I am setting up a layout with CSS grid that needs to have cells of fixed sizes, but undetermined overall size. That is, the size (h and w) of the container div may vary, but the sizes of the various items divs must always keep to fixed percentages (both h and w) of the container.
According to this question and to another question it refers to, the correct way to achieve the desired result at the container level is to use the minmax(0, value) syntax for the track sizes. The answered questions used the new fractional units and gave examples as minmax(0,fr), but I thought it may work with percentages as well and I tried this:
.container {
display: grid;
grid-template-rows: minmax(0, 3%) minmax(0,3%) minmax(0, 5%) minmax(0, 53%) minmax(0, 8%) minmax(0, 3%) minmax(0, 20%) minmax(0, 5%) ;
grid-template-columns: minmax(0, 3%) minmax(0,54%) minmax(0, 3%) minmax(0, 40%);
}
It does not work: cells resize to accommodate overflowing content instead of showing scrollbars when needed.
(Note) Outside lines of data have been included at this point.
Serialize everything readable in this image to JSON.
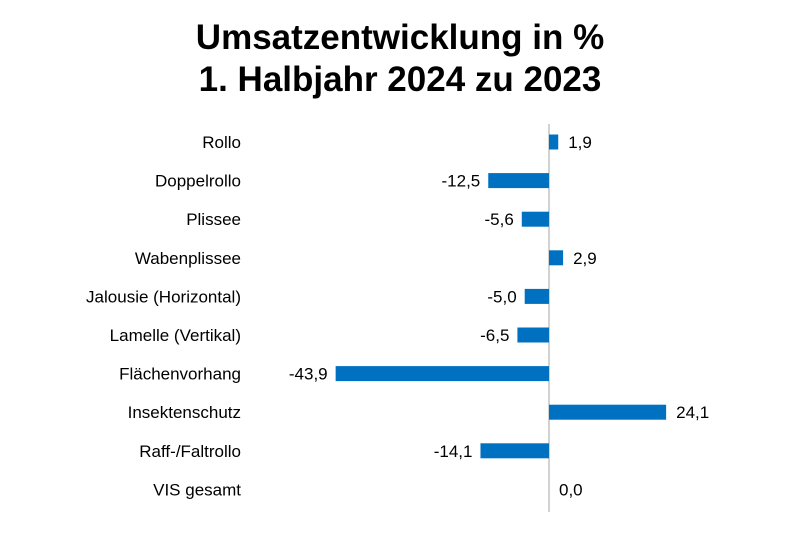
{
  "chart_data": {
    "type": "bar",
    "orientation": "horizontal",
    "title": "Umsatzentwicklung in %",
    "subtitle": "1. Halbjahr 2024 zu 2023",
    "categories": [
      "Rollo",
      "Doppelrollo",
      "Plissee",
      "Wabenplissee",
      "Jalousie (Horizontal)",
      "Lamelle (Vertikal)",
      "Flächenvorhang",
      "Insektenschutz",
      "Raff-/Faltrollo",
      "VIS gesamt"
    ],
    "values": [
      1.9,
      -12.5,
      -5.6,
      2.9,
      -5.0,
      -6.5,
      -43.9,
      24.1,
      -14.1,
      0.0
    ],
    "value_labels": [
      "1,9",
      "-12,5",
      "-5,6",
      "2,9",
      "-5,0",
      "-6,5",
      "-43,9",
      "24,1",
      "-14,1",
      "0,0"
    ],
    "bar_color": "#0070C0",
    "grid": false,
    "legend": "none"
  }
}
But if I switch to indicating tracks in pixels, and even with the regular syntax, cells stay put as expected:
.container {
display: grid;
grid-template-rows: 20px 20px 30px 310px 50px 20px 110px 30px ;
grid-template-columns: 20px 410px 20px 300px ;
}
But of course, then the overall size is fixed, which wouldn't work. Is the minmax(0,x) syntax not working for units other than fractions? Or am I on the wrong track?